Le poisson filait dans l'eau, valsant à son rythme à travers les algues et rochers de l'aquarium. Des éclats dorés, créés par la lumière artificielle, se reflétaient ici et là sur ses écailles. Un jeune homme observait et suivait la créature avec son doigt posé contre la vitre. Au bout de plusieurs minutes, il se redressa, un mal de dos commençant à se faire sentir.
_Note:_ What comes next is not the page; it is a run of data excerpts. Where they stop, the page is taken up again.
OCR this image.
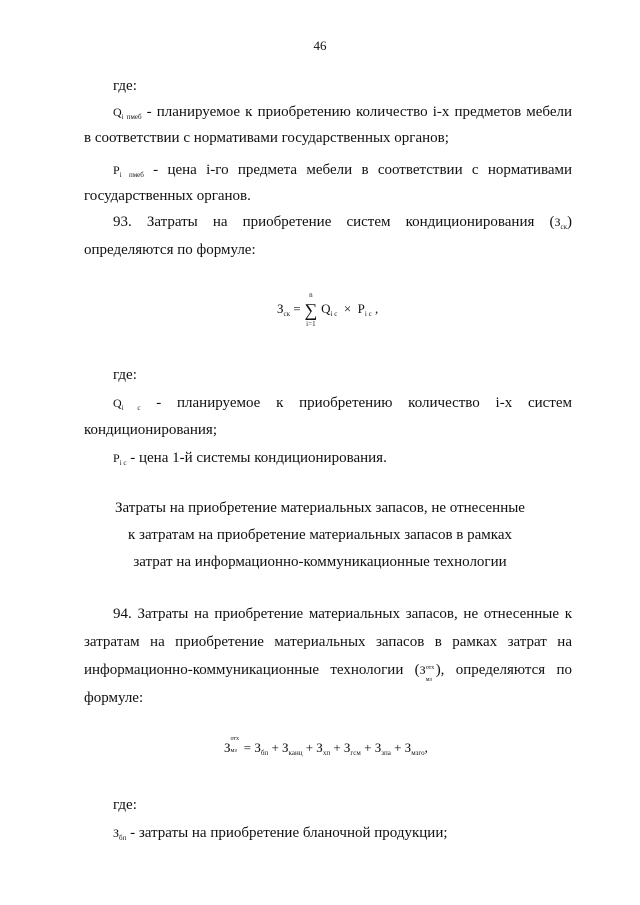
46
где:
$Q_{i пмеб}$ - планируемое к приобретению количество i-х предметов мебели
в соответствии с нормативами государственных органов;
$P_{i пмеб}$ - цена i-го предмета мебели в соответствии с нормативами
государственных органов.
93. Затраты на приобретение систем кондиционирования $(З_{ск})$
определяются по формуле:
$З_{ск}$ =
n
∑
i=1
$Q_{i с} \times P_{i с}$ ,
где:
$Q_{i с}$ - планируемое к приобретению количество i-х систем
кондиционирования;
$P_{i с}$ - цена 1-й системы кондиционирования.
Затраты на приобретение материальных запасов, не отнесенные
к затратам на приобретение материальных запасов в рамках
затрат на информационно-коммуникационные технологии
94. Затраты на приобретение материальных запасов, не отнесенные к
затратам на приобретение материальных запасов в рамках затрат на
информационно-коммуникационные технологии (З отх
мз
), определяются по
формуле:
З
отх
мз = $З_{бп} + З_{канц} + З_{хп} + З_{гсм} + З_{зпа} + З_{мзго}$,
где:
$З_{бп}$ - затраты на приобретение бланочной продукции;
Puis, sans se préoccuper de rien, il s'étira en baillant quand soudain, une voix le fit sursauter.

« Je ne pense pas vous payer pour que vous vous amusiez avec les poissons et pour que vous bailliez aux corneilles, Yung Shik, prononça d'un ton menaçant son supérieur.
- Ha patron, vous m'avez fait peur ! s'exclama Yung Shik avec un sourire gêné. Il n'y a pas beaucoup de clients à l'animalerie à cette heure-ci en même temps ... Surtout au rayon poissons, ajouta-t-il en murmurant.
- Ce n'est pas une raison ! » hurla le patron en lui tournant le dos.

Il partit à vive allure. Sûrement pour persécuter un autre employé pensa Yung Shik. Il soupira puis s'assit sur un malheureux tabouret abandonné à côté des aquariums.

Plongé dans ses pensées, il ne vit pas sa collègue et fut à nouveau surpris lorsque celle-ci lui sauta littéralement dessus. Elle ébouriffa ses cheveux bruns et, ne pouvant s'empêcher de le taquiner, lui dit d'un ton moqueur :

« Ce n'est pas très sérieux tout ça, mon petit Yung Shik... »

La jeune fille le regardait de ses grands yeux rieurs et avec un sourire lumineux qui révélait deux adorables fossettes.

« C'est ça, moque-toi Sasha, grommela Yung Shik, c'est sûr qu'il y a beaucoup plus de monde au rayon des chiots. Et puis, il faut bien que je m'occupe.
- En jouant avec un poisson ? »

Sasha haussa les sourcils. Elle regarda sa montre et voyant l'heure, elle interrompit son ami qui s'apprêtait à répliquer.

« Il va falloir que je retourne travailler, on a déjà beaucoup trop parlé toi et moi ! » lança-t-elle. Et sans qu'il puisse dire un mot, elle n'était déjà plus là.

Yung Shik ferma les yeux. Son amie l'épuisait, il ne comprenait pas comment elle pouvait avoir autant d'énergie. Cela faisait maintenant deux ans qu'ils se connaissaient. Ils s'étaient rencontrés à l'animalerie et malgré des situations parfois houleuses et leurs caractères diamétralement opposés, un lien solide s'était créé entre eux.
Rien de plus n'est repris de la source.